2021/08/28

『海』創刊前

 金曜昼すぎ西部古書会館。木曜日から開催していたことに気づかなかった。でも大収穫。街道と文学関係の図録がいろいろ買えた。今回、神奈川の古本屋さんも参加していた。大和市の香博堂はいい本をたくさん出品していた。今年の西部で一番の出費になってしまった。
『海』発刊記念号(一九六九年六月号)、創刊特大号(一九六九年七月号)の二冊も格安で買えた。わたしは一九六九年十一月生まれなので同い年の雑誌ということになる。

『海』発刊記念号「シンポジウム 文学と現代社会」の「人物をいかに描くか」は武田泰淳、野間宏、安岡章太郎の座談会。ほかにも武田泰淳の「富士と日本人 長篇『富士』をめぐる感想」も掲載——。

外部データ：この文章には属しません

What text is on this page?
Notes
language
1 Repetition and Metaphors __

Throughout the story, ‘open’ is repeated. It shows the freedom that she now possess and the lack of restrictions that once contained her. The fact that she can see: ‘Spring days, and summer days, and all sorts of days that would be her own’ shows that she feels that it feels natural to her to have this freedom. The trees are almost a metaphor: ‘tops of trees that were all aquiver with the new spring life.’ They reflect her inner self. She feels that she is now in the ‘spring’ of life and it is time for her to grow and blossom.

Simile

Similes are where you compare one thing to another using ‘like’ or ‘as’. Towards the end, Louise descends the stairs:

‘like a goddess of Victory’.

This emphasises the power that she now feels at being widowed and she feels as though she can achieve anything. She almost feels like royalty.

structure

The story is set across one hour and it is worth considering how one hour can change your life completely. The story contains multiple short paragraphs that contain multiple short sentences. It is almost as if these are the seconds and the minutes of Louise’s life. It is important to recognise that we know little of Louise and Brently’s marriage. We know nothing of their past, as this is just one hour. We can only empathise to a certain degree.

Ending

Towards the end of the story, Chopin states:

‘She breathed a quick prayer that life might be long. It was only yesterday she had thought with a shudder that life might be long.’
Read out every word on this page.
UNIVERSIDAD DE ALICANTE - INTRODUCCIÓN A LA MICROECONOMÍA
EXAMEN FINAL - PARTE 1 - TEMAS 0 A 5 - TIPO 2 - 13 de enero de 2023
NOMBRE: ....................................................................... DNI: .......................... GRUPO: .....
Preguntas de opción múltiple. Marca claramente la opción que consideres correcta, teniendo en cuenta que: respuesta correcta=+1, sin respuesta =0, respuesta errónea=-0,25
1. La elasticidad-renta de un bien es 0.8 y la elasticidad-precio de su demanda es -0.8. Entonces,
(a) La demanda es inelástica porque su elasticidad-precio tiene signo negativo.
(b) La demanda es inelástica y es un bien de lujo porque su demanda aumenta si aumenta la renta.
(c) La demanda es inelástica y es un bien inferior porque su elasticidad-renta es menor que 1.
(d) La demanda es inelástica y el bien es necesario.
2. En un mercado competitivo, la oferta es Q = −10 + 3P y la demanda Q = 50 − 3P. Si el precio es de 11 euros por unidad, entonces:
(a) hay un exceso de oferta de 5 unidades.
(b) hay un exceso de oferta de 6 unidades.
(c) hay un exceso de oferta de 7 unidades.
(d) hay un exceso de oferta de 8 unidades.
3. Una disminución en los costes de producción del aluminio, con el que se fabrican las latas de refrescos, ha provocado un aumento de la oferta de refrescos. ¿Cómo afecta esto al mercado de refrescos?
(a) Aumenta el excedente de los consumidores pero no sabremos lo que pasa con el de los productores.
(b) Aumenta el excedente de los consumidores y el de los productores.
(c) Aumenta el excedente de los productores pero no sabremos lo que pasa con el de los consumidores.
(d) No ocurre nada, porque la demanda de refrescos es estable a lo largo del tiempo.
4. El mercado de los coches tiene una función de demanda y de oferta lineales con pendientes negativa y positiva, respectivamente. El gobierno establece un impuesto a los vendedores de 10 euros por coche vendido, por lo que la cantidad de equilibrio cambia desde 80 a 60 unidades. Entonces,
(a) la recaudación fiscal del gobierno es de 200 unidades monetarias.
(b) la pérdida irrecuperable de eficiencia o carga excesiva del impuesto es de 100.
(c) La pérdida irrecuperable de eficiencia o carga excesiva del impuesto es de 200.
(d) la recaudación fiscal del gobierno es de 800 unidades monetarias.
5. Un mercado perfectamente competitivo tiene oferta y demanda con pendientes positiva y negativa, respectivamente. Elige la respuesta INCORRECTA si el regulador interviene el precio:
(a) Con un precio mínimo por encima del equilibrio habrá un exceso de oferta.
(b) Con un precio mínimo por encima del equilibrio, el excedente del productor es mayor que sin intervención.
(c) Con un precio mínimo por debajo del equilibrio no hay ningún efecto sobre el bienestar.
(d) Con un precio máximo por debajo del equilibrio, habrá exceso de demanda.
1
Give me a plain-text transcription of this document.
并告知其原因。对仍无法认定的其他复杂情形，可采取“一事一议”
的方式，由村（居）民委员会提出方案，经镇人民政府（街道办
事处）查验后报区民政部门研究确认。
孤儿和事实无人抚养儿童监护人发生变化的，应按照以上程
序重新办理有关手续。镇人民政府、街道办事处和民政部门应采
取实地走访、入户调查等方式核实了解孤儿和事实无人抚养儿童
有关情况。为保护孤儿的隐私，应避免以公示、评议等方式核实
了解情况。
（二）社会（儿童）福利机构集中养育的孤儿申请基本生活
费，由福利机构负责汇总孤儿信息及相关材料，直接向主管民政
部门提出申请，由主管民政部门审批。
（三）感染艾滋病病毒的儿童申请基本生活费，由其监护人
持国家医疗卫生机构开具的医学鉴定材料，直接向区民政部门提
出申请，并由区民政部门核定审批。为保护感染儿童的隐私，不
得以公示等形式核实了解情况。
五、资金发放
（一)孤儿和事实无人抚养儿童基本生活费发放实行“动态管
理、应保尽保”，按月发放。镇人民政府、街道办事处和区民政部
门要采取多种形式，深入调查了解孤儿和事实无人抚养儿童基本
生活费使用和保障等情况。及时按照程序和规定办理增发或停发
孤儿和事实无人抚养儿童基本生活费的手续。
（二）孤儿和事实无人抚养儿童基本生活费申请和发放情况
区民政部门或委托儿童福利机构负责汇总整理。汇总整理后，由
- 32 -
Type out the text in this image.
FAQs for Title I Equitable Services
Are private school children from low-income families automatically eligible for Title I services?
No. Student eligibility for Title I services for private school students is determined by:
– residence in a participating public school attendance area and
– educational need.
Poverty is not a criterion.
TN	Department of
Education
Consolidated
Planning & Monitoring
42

 武田泰淳が富士の山梨側に山荘を建てたのは一九六四年十一月。

《ある時、深沢七郎さんが山小屋にやってきて、そわそわしながら「ここは富士山ですか」と聞くんだ。まあ富士の一部だよ、と言ったら、どうしてこんなこわいところに住むのかと言って、たいへん心配してくれる》

 深沢七郎の郷里の山梨県の石和では「富士山は恐怖の対象とする語りつたえがある」とのこと。

 創刊号の編集後記には「前号の予告でお知らせした武田泰淳氏の連載小説『富士』は、氏の懸命な努力にもかかわらず、ついに時間切れとなって、掲載にいたりませんでした」と……。
 その経緯は村松友視著『夢の始末書』(角川文庫ほか)に詳しい。

《そうこうしているうちに、創刊号が出てしまい、その号にはついに武田泰淳の「富士」は載らなかった。(中略)すでに発刊記念号で予告している武田泰淳の「富士」はいったい実現するのか……社内でも取沙汰されたらしく、編集長も私の押しが足りないのではないかという表情をしている》

 結局、『富士』の序章が届いたのは創刊から四号目のしめきり直前だった。
 武田泰淳だから許されたのか。半世紀ちょっと前の編集部がゆるかったのか。『富士』は泰淳の代表作となった。原稿を落としても良好な関係が続いたおかげで、その後の泰淳の作品だけでなく、武田百合子の諸作品も中央公論社から刊行されることになった。
『海』創刊時、泰淳は『新・東海道五十三次』を毎日新聞に連載していたが、その単行本は中央公論社から出ている。

 武田泰淳、野間宏、安岡章太郎の座談会でも安岡が「武田さんいま、『道』の小説書いておられるけれども」と街道の話をしている。中央公論社の編集者は、泰淳のために街道関係の資料もいろいろ渡していた。『富士』に「大木戸」という名の人物が登場するのもその影響だろう。

『夢の始末書』はずいぶん前に読んでいるのだが、記憶がけっこう薄れている。『夢の始末書』の角川文庫版は吉行淳之介が解説だったことも忘れていた。